Realtime Speech Recognition (Streaming)

1. Introduction

This document guides you through realtime speech to text using the Daglo Realtime STT gRPC API.

WARNING

  • Realtime speech recognition currently only supports Korean and English.
  • Audio with loud song sound or background music is not supported.

1) Key Features

  • Realtime speech recognition: Convert microphone input (audio stream) to text in realtime
  • High-accuracy text conversion: Apply the latest speech recognition technology for high-accuracy text conversion
  • Fast response time: Process speech in real-time for immediate text output

2. Prerequisites

1) Requirements

  • Knowledge of gRPC
  • Device with microphone connected
  • Daglo API account / API Token

3. Protocol Buffer Service Definition

Currently, the Realtime STT API only provides a Protocol Buffer service definition file and does not provide separate client SDKs.
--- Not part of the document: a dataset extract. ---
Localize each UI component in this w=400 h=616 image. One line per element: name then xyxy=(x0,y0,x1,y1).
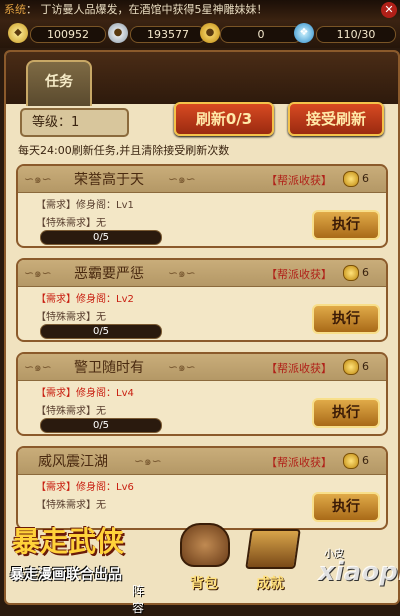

This file can be used to generate gRPC client libraries in any language that supports gRPC. For more information, see grpc.io.

protobuf
syntax = "proto3";

package dagloapis.speech.v1;

// A service that implements a speech recognition API
service Speech {
  // Speech recognition is performed in a bidirectional streaming manner, 
  // transmitting audio and receiving results simultaneously.
  rpc StreamingRecognize(stream StreamingRecognizeRequest)
      returns (stream StreamingRecognizeResponse) {}
}

// The top-level message sent by the client to the `StreamingRecognize` method.
// `StreamingRecognizeRequest` message has two kinds.
// The first message must contain the `config` field and not `audio_content`.
// All messages sent after this must contain `audio_content` and not `config`.
message StreamingRecognizeRequest {
  // A streaming request is a streaming configuration or audio stream.
  oneof streaming_request {
    // Provides configuration information regarding audio and STT processing.
    RecognitionConfig config = 1;

    // Audio stream data. Consecutive audio data fragments are sent sequentially 
    // using `StreamingRecognizeRequest` messages.
    // Audio sources must be captured and transmitted using `LINEAR16` encoding.
    // The sampling rate should be `16000Hz`. Resample the audio if necessary.
    // Only mono (1 channel) audio is supported.
    bytes audio_content = 2;
  }
}

// Provides the server with a way to handle requests.
message RecognitionConfig {
  // Select the language in which the audio will be provided.
  // Language codes follow the [BCP-47](https://www.rfc-editor.org/rfc/bcp/bcp47.txt) standard.
  // This field can be omitted, but if omitted, the default value "ko-KR" will be applied.
  // Supported language codes:
  // - ko-KR
  // - en-US
  string language_code = 1;

  // If `true`, return the temporary partial result during the utterance immediately
  // (These partial results are indicated by the `is_final=false` flag).
  // If `false` or omitted, only results with `is_final=true` will be returned.
  bool interim_results = 2;
}

// `StreamingRecognizeResponse` is the only message returned to the client by `StreamingRecognize`. 
// Zero or more `StreamingRecognizeResponse` messages are streamed to the client.
// In each response, only one field, either `error` or `result`, is set.
message StreamingRecognizeResponse {
  // The result corresponding to the audio portion currently being processed.
  StreamingRecognitionResult result = 1;

  // Total audio duration for the stream processed (in seconds).
  float total_duration = 2;
}

// Streaming speech recognition results corresponding to the audio portion currently being processed.
message StreamingRecognitionResult {
  // Script text representing the words spoken by the user.
  // In languages where words are separated by spaces, this script may contain leading spaces if it is not the first result.
  // If you concatenate each result, you get the entire script without any delimiters.
  string transcript = 1;

  // If `false`, this `StreamingRecognitionResult` represents a partial result that may change.
  // If `true`, it means the result of the completed result for the corresponding audio segment 
  // from the previous starting point to one completed utterance.
  bool is_final = 2;
}

For an example Python client using Protobuf, see here.

4. Authorization

Authorization for the Realtime STT API uses Bearer authentication, using a token issued from the API Console.

When calling the StreamingRecognize RPC, you must add the authorization: Bearer <API_TOKEN> value as metadata (header).

5. Trobleshooting

  • If an error occurs, gRPC streaming will terminate. To prevent disconnection, please implement reconnection logic.